Egyptian security sources said the four had been abducted Tuesday near the northern Sinai town of Sheikh Zuwaid.

And not far away, in the Gaza Strip, Hamas last week summarily executed 29 alleged collaborators with Israeli intelligence, three of them women, and seven in a public square.

Prime Minister Binyamin Netanyahu has characterized Hamas as belonging to the same family of murderous extremists as the Islamic State. Israel did indeed fight a limited, inconclusive war on the Palestinian fundamentalists, but no order has gone out for an operation to rescue the 43 Fiji members of the UN Disengagement Observer Force, who were abducted by the Syrian Al Qaeda Nusra Front just 150 meters from its Golan border.

UNDOF policed the Golan buffer zone for 40 years until it was overrun in the fighting between Syrian insurgents including Islamists and the Syrian army. So far there have been no executions, but the danger to the observers is ever present.

Saturday, Saudi sources reported that Qatar had undertaken to broker their release from Nusra on behalf of the UN. Israel, which spurned Qatar in the role of middleman for a ceasefire in the Gaza Strip, now finds the emirate, which champions Islamist terrorists in the Middle East, assigned a task in its northern back yard. An IDF rescue operation would have prevented this intervention, as well as delivering a timely, preemptive blow to Al Qaeda fighters sitting on Israel’s borders.

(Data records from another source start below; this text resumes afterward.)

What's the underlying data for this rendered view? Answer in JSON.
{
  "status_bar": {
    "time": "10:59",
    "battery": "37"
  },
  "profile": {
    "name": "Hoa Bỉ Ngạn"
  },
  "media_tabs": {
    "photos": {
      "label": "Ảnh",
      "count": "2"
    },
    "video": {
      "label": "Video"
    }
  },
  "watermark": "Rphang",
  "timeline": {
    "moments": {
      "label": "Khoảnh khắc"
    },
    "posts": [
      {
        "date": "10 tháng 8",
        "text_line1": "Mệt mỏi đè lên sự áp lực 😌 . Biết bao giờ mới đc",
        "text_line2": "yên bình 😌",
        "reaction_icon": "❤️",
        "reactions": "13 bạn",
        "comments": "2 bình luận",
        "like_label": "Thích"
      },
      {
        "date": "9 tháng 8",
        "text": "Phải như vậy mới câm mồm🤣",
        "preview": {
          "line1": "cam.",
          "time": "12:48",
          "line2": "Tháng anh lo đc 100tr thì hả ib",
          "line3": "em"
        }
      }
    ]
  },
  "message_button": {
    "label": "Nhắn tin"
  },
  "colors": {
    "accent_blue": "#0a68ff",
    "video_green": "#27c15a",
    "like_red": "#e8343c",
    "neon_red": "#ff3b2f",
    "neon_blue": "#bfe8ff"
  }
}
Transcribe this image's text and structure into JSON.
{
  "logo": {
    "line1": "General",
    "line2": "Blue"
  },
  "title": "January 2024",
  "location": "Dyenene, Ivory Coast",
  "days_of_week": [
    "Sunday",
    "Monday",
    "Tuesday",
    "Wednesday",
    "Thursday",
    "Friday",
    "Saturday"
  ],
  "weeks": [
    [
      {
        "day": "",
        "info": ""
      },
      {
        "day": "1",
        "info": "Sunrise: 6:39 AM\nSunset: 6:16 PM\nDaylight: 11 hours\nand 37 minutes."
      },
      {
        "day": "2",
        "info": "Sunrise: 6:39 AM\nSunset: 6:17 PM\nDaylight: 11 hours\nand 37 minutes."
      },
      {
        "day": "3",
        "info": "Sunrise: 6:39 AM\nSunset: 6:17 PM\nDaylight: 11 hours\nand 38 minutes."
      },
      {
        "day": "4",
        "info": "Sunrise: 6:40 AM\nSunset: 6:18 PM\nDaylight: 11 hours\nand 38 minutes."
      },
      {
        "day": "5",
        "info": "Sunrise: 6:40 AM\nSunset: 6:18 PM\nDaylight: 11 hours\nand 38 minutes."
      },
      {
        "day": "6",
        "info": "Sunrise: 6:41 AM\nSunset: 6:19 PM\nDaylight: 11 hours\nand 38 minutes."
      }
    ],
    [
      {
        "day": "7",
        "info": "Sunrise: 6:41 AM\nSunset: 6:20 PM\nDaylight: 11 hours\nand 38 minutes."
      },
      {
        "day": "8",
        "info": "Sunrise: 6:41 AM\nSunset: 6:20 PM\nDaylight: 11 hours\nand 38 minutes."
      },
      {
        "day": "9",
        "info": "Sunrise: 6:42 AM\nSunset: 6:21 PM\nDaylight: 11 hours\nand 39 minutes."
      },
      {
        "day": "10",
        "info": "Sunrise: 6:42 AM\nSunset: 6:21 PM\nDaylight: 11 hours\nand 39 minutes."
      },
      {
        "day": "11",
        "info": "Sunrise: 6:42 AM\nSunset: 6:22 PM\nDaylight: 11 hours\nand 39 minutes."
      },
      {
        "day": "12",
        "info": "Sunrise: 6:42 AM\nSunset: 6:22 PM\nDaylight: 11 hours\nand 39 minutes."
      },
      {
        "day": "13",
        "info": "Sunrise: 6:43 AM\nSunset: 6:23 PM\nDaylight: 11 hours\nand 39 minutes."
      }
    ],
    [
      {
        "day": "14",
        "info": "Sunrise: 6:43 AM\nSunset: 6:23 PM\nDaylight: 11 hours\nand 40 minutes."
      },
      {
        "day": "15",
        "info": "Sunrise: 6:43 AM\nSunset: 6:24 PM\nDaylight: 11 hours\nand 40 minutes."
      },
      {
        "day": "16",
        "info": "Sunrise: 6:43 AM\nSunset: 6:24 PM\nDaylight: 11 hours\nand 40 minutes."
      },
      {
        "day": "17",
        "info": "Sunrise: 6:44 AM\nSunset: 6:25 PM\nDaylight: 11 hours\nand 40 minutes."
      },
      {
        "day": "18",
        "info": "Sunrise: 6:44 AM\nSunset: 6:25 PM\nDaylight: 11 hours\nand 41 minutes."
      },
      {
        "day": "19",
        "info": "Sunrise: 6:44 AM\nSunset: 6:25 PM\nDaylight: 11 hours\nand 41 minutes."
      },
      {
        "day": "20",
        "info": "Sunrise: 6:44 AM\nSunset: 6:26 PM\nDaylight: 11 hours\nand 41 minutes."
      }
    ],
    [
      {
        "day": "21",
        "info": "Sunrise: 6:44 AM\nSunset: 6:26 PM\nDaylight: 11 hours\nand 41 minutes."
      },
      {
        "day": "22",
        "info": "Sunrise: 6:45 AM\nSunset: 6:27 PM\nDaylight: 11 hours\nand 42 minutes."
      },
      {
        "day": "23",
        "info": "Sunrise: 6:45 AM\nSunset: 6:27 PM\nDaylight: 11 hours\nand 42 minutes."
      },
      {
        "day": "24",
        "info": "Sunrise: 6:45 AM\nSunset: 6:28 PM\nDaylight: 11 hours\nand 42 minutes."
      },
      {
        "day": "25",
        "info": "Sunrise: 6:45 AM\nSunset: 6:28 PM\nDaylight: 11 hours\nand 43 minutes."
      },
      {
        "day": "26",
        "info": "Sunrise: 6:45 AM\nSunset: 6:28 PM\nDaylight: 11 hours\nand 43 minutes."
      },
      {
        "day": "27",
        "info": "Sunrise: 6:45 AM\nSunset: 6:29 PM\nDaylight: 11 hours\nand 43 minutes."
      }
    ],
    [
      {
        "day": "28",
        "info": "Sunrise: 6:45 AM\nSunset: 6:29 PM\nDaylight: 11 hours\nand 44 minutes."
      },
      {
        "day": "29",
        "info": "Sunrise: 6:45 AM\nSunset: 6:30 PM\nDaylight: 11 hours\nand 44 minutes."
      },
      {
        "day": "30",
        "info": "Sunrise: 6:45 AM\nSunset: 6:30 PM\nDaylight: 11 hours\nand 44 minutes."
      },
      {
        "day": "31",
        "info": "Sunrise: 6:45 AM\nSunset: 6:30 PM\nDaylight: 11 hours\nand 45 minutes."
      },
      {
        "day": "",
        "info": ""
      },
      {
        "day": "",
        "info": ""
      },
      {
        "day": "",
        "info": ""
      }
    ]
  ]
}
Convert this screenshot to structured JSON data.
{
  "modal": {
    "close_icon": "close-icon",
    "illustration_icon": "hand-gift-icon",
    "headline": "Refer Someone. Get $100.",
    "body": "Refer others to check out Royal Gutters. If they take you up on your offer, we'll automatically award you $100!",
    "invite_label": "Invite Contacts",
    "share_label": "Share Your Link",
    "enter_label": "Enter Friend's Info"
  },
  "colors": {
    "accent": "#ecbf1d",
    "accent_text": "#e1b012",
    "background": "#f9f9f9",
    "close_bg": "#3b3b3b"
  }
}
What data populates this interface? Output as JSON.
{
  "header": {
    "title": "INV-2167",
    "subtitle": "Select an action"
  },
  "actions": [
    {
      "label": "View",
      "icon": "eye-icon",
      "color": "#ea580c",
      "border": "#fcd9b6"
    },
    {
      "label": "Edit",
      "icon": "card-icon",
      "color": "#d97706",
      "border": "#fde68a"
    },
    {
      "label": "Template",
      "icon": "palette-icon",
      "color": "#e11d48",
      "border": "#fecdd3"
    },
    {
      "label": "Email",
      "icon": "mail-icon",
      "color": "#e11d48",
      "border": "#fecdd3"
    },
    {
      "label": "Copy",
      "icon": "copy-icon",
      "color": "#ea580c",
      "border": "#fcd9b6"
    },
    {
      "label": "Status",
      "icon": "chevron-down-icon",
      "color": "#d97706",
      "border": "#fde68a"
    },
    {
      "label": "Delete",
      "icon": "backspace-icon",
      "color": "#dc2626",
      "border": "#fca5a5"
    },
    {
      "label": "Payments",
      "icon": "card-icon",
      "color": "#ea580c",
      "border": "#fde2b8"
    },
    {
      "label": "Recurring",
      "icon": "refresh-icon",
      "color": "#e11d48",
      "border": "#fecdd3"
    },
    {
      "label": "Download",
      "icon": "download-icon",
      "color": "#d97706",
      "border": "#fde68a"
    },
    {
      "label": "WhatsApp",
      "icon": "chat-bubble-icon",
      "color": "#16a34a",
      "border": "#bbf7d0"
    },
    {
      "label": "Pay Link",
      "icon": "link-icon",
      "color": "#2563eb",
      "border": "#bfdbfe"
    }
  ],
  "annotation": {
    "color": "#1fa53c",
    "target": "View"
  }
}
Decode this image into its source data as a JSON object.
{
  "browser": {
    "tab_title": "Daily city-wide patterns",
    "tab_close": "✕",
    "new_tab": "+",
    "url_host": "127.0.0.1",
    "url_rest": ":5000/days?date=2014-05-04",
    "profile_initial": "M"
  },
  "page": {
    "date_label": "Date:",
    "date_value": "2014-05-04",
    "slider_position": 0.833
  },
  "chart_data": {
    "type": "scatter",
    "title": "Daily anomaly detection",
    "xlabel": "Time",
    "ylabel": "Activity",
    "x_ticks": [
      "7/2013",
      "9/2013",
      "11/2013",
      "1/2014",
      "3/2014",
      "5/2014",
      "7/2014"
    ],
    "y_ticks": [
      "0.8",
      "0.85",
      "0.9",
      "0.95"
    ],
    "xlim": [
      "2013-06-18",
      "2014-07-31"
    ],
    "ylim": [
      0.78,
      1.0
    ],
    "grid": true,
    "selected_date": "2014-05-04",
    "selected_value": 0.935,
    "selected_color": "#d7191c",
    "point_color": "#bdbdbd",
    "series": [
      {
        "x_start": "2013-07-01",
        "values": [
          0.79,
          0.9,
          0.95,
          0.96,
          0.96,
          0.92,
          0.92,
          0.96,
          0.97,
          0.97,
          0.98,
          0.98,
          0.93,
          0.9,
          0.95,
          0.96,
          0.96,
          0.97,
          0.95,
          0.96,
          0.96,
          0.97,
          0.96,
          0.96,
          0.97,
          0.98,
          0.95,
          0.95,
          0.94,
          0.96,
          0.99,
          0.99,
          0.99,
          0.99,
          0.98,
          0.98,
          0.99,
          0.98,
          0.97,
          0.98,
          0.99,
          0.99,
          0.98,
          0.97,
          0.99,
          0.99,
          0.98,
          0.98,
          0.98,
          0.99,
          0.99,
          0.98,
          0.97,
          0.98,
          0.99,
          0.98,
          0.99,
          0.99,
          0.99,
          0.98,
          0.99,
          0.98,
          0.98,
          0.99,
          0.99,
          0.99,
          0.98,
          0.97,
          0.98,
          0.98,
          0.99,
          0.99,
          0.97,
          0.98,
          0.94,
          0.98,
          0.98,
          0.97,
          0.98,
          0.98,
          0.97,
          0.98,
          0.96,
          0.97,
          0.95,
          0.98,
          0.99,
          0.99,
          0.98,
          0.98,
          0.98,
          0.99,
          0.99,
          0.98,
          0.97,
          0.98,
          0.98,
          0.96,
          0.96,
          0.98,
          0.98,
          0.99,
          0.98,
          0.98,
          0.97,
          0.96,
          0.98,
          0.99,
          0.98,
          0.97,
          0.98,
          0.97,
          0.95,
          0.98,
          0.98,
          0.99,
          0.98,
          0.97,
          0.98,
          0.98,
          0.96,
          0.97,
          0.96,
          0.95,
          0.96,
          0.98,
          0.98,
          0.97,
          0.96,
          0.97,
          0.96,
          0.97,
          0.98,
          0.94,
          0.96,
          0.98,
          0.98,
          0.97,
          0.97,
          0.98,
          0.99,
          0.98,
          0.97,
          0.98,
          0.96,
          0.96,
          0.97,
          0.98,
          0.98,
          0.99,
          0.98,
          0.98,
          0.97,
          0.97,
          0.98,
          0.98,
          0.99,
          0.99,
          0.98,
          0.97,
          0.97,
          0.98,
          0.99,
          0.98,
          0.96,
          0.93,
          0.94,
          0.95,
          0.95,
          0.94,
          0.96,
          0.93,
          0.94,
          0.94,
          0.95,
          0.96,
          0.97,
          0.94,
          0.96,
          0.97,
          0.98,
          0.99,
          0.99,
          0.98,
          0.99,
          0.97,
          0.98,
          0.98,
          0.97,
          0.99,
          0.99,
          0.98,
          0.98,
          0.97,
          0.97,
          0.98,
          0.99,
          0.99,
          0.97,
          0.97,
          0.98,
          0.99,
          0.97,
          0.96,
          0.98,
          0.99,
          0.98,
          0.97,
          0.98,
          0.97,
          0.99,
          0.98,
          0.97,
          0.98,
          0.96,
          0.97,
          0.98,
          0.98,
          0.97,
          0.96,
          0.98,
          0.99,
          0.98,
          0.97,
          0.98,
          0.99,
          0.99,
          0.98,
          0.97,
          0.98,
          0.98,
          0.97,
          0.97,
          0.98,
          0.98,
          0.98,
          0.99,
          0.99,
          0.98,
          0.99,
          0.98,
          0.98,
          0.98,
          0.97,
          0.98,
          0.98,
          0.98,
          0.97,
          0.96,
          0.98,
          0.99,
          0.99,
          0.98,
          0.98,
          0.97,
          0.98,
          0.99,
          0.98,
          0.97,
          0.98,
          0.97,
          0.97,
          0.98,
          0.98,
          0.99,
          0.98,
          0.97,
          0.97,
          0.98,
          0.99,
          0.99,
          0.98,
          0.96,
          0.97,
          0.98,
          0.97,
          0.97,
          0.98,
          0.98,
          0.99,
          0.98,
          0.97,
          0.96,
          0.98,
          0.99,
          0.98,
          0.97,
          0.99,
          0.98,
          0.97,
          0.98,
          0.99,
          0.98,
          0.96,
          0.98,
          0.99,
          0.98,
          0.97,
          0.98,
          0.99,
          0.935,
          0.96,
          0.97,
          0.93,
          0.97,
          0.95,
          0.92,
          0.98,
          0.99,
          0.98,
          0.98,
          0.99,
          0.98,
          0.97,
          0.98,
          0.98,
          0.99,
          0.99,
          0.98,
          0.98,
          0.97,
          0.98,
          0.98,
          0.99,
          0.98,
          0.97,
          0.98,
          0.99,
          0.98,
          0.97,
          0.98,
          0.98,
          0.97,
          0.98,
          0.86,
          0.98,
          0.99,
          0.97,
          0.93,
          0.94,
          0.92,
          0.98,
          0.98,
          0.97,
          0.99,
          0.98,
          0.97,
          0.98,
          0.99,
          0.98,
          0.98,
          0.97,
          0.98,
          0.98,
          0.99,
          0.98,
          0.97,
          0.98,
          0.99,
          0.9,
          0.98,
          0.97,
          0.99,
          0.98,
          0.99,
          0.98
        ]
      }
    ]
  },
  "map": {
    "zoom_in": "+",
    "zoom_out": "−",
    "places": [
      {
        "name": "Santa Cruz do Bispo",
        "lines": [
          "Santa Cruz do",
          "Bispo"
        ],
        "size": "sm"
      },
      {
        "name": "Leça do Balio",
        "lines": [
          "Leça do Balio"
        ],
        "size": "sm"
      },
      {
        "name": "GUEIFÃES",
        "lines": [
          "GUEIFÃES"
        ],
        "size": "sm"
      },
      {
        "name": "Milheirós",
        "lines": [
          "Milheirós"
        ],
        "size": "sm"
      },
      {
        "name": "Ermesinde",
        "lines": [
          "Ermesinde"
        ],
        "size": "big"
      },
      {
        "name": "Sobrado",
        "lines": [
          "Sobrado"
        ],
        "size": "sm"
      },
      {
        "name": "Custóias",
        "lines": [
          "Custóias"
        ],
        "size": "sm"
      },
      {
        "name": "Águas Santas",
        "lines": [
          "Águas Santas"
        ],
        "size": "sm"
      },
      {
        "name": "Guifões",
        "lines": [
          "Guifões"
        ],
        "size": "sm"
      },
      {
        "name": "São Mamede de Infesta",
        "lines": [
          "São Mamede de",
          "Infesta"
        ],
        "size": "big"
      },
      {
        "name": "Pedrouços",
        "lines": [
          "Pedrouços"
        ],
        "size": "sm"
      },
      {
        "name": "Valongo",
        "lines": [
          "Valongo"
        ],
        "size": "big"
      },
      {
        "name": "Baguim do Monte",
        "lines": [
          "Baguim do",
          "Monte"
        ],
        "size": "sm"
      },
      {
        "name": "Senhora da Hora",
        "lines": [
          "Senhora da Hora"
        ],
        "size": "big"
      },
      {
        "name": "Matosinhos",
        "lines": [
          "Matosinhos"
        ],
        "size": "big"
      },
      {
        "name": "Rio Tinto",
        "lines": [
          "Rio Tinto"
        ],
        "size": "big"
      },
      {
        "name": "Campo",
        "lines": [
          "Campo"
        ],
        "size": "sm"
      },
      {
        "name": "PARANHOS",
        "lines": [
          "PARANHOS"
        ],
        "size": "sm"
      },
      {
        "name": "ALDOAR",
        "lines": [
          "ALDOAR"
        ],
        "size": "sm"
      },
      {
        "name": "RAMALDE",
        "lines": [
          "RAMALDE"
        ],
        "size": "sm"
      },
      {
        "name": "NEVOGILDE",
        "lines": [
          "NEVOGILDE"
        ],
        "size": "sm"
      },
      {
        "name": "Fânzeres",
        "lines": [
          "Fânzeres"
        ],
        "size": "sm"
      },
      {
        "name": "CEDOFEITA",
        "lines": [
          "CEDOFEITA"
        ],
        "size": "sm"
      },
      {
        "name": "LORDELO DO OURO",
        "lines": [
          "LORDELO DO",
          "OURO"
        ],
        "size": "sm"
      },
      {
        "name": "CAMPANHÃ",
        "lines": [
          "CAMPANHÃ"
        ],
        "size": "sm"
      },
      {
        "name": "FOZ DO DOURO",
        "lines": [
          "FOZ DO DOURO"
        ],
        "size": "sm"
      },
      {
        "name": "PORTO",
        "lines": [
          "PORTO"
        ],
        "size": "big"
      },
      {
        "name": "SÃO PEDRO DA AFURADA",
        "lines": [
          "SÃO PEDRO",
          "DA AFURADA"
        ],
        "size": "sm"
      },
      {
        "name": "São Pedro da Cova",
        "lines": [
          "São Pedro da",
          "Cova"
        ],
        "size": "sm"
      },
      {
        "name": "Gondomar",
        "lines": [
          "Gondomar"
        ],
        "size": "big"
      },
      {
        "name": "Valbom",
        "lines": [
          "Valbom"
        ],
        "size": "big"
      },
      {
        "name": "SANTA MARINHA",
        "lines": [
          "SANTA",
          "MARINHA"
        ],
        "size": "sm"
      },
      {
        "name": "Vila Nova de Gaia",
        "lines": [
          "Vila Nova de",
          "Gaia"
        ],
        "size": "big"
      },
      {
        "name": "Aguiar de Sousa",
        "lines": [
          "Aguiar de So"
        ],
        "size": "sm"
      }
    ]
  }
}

It would also have gone far toward muting the many Israeli critics of their government’s decision to curtail the 50-day Gaza operation by a truce, before Hamas was finished off for good.

Bur after the IDF campaign against Hamas, the Israeli prime minister was ready to line up with Western leaders, who make speeches about the horrors of the Islamist extremists and shore up their defenses, while at the same time avoiding putting their hands in the wasps’ nest and their boots on the ground, for tackling them in their Middle East lairs. “Coalitions” and “allies” are assigned the brunt of this mission.

Hoping against hope to jerk them into action, Saudi King Abdullah Saturday issued a wake-up call. He asked Western foreign ambassadors summoned to his palace in Jeddah to convey an urgent message to their leaders: Terrorism at this time is an evil force that must be fought with wisdom and speed," said King Abdullah. "And if neglected I'm sure after a month it will arrive in Europe and a month after that in America."